Le drame musical adapté de la pièce de l'Espagnol Federico García Lorca, présentement à l'affiche du Théâtre Denise-Pelletier, a curieusement des allures de comédie.

Non pas que le sort réservé aux cinq filles de Bernarda soit particulièrement drôle. Au contraire. Les pauvres donzelles sont en effet sous le joug de leur mère, qui leur impose une retraite forcée de huit ans après le décès de son mari, question d'honorer la mémoire de leur père. Mais le contraste avec les moeurs d'aujourd'hui est tellement fort que le public de jeudi dernier a trouvé matière à rire, parfois dans les moments les plus dramatiques. On ne peut pas vraiment lui en vouloir.

Il faut dire que les jeunes comédiennes fraîchement émoulues de l'option théâtre du cégep Lionel-Groulx en rajoutent parfois plus que nécessaire dans l'expression de leur douleur face à cette mère oppressante, guidée par les «qu'en-dira-t-on» d'une société rigide et traditionnelle. Il faut se rappeler que la pièce a été écrite en 1936, la dernière de Lorca avant son assassinat par les phalangistes de Franco. La maison de Bernarda était alors une dénonciation de l'Espagne catholique autoritaire.

Le récit de Lorca, riche en symboles et en images, n'en est pas moins intéressant. La lutte des cinq soeurs, carrément faites prisonnières par leur mère, révélera le besoin de liberté de chacune.
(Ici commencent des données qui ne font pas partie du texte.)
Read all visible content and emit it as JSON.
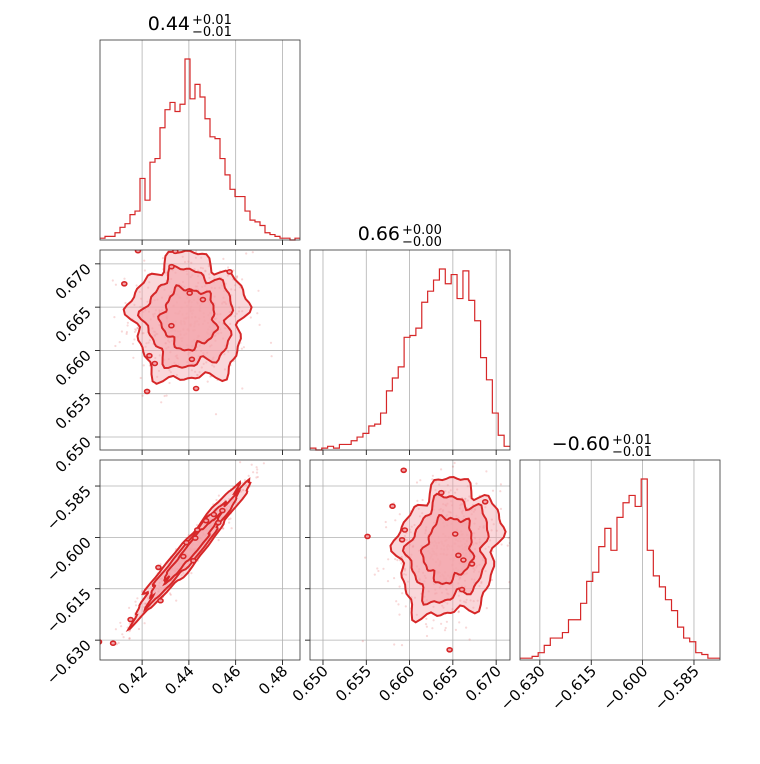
{
  "chart_data": {
    "type": "corner",
    "color": "#d62728",
    "fill_color": "#f4a6ad",
    "parameters": [
      {
        "title_value": "0.44",
        "title_plus": "+0.01",
        "title_minus": "−0.01",
        "range": [
          0.402,
          0.4875
        ],
        "ticks": [
          0.42,
          0.44,
          0.46,
          0.48
        ],
        "tick_labels": [
          "0.42",
          "0.44",
          "0.46",
          "0.48"
        ],
        "hist_start": 0.402,
        "hist_end": 0.4875,
        "hist_counts": [
          1,
          2,
          2,
          4,
          7,
          9,
          14,
          16,
          34,
          22,
          43,
          45,
          62,
          72,
          76,
          71,
          75,
          100,
          78,
          86,
          79,
          67,
          57,
          56,
          45,
          36,
          28,
          24,
          24,
          16,
          11,
          10,
          8,
          4,
          3,
          2,
          1,
          1,
          0,
          1
        ]
      },
      {
        "title_value": "0.66",
        "title_plus": "+0.00",
        "title_minus": "−0.00",
        "range": [
          0.6485,
          0.6716
        ],
        "ticks": [
          0.65,
          0.655,
          0.66,
          0.665,
          0.67
        ],
        "tick_labels": [
          "0.650",
          "0.655",
          "0.660",
          "0.665",
          "0.670"
        ],
        "y_ticks": [
          0.65,
          0.655,
          0.66,
          0.665,
          0.67
        ],
        "y_tick_labels": [
          "0.650",
          "0.655",
          "0.660",
          "0.665",
          "0.670"
        ],
        "hist_start": 0.6485,
        "hist_end": 0.6716,
        "hist_counts": [
          1,
          0,
          1,
          2,
          1,
          3,
          3,
          5,
          7,
          9,
          13,
          14,
          20,
          32,
          39,
          45,
          61,
          62,
          66,
          80,
          86,
          92,
          98,
          90,
          95,
          82,
          97,
          81,
          70,
          50,
          38,
          20,
          8,
          2
        ]
      },
      {
        "title_value": "−0.60",
        "title_plus": "+0.01",
        "title_minus": "−0.01",
        "range": [
          -0.6358,
          -0.5774
        ],
        "ticks": [
          -0.63,
          -0.615,
          -0.6,
          -0.585
        ],
        "tick_labels": [
          "−0.630",
          "−0.615",
          "−0.600",
          "−0.585"
        ],
        "y_ticks": [
          -0.63,
          -0.615,
          -0.6,
          -0.585
        ],
        "y_tick_labels": [
          "−0.630",
          "−0.615",
          "−0.600",
          "−0.585"
        ],
        "hist_start": -0.6358,
        "hist_end": -0.5774,
        "hist_counts": [
          1,
          1,
          2,
          4,
          8,
          12,
          12,
          15,
          22,
          22,
          31,
          43,
          48,
          62,
          72,
          60,
          78,
          86,
          90,
          84,
          99,
          60,
          46,
          40,
          33,
          27,
          18,
          12,
          10,
          4,
          3,
          1,
          1
        ]
      }
    ],
    "pairs": [
      {
        "x": 0,
        "y": 1,
        "center": [
          0.44,
          0.6637
        ],
        "sd": [
          0.0115,
          0.0035
        ],
        "rho": 0.0
      },
      {
        "x": 0,
        "y": 2,
        "center": [
          0.441,
          -0.6035
        ],
        "sd": [
          0.0115,
          0.0095
        ],
        "rho": 0.97
      },
      {
        "x": 1,
        "y": 2,
        "center": [
          0.6645,
          -0.6035
        ],
        "sd": [
          0.0028,
          0.0095
        ],
        "rho": 0.15
      }
    ]
  }
}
Une intrigue enrichie par la présence d'un jeune homme, qui nourrit l'espoir de leur fuite. Promis à la fille aînée Augustias, Pepe tombera plutôt amoureux de la cadette, Adela. Le malaise vient du jeu des comédiennes, qui manque de subtilité. Même Louise Laprade, dans le rôle de Bernarda, n'est pas crédible dans son rôle de vilaine. Qu'une tragédie fasse autant rire devrait sonner l'alarme.

Le choix d'en faire un théâtral musical, avec plusieurs segments chantés, se défend parfaitement. Et nous offre quelques beaux moments. La trame musicale de Vincent Beaulne est d'ailleurs assez réussie. Seulement, le texte de Sarah Berthiaume est tellement sirupeux et les performances, malheureusement, inégales. Les numéros les plus réussis sont ceux où les filles chantent à l'unisson, notamment les chansons en espagnol. Ou encore celui de la bonne (interprétée par Suzanne Champagne), qui chante sa rencontre avec son mari.

La mise en scène de Ghyslain Filion est d'assez jolie facture. Le décor évoquant un cloître, avec les cinq rideaux qui représentent les chambres de filles, est somme toute assez efficace. Tout comme les jardins extérieurs évoqués dans le texte, symbole de liberté, qu'on visualise parfaitement. Seulement voilà, les efforts déployés par les 10 comédiennes, qui nous livrent une performance comique, ne sont pas suffisants pour sauver ce drame de la caricature.

Au Théâtre Denise-Pelletier jusqu'au 5 avril.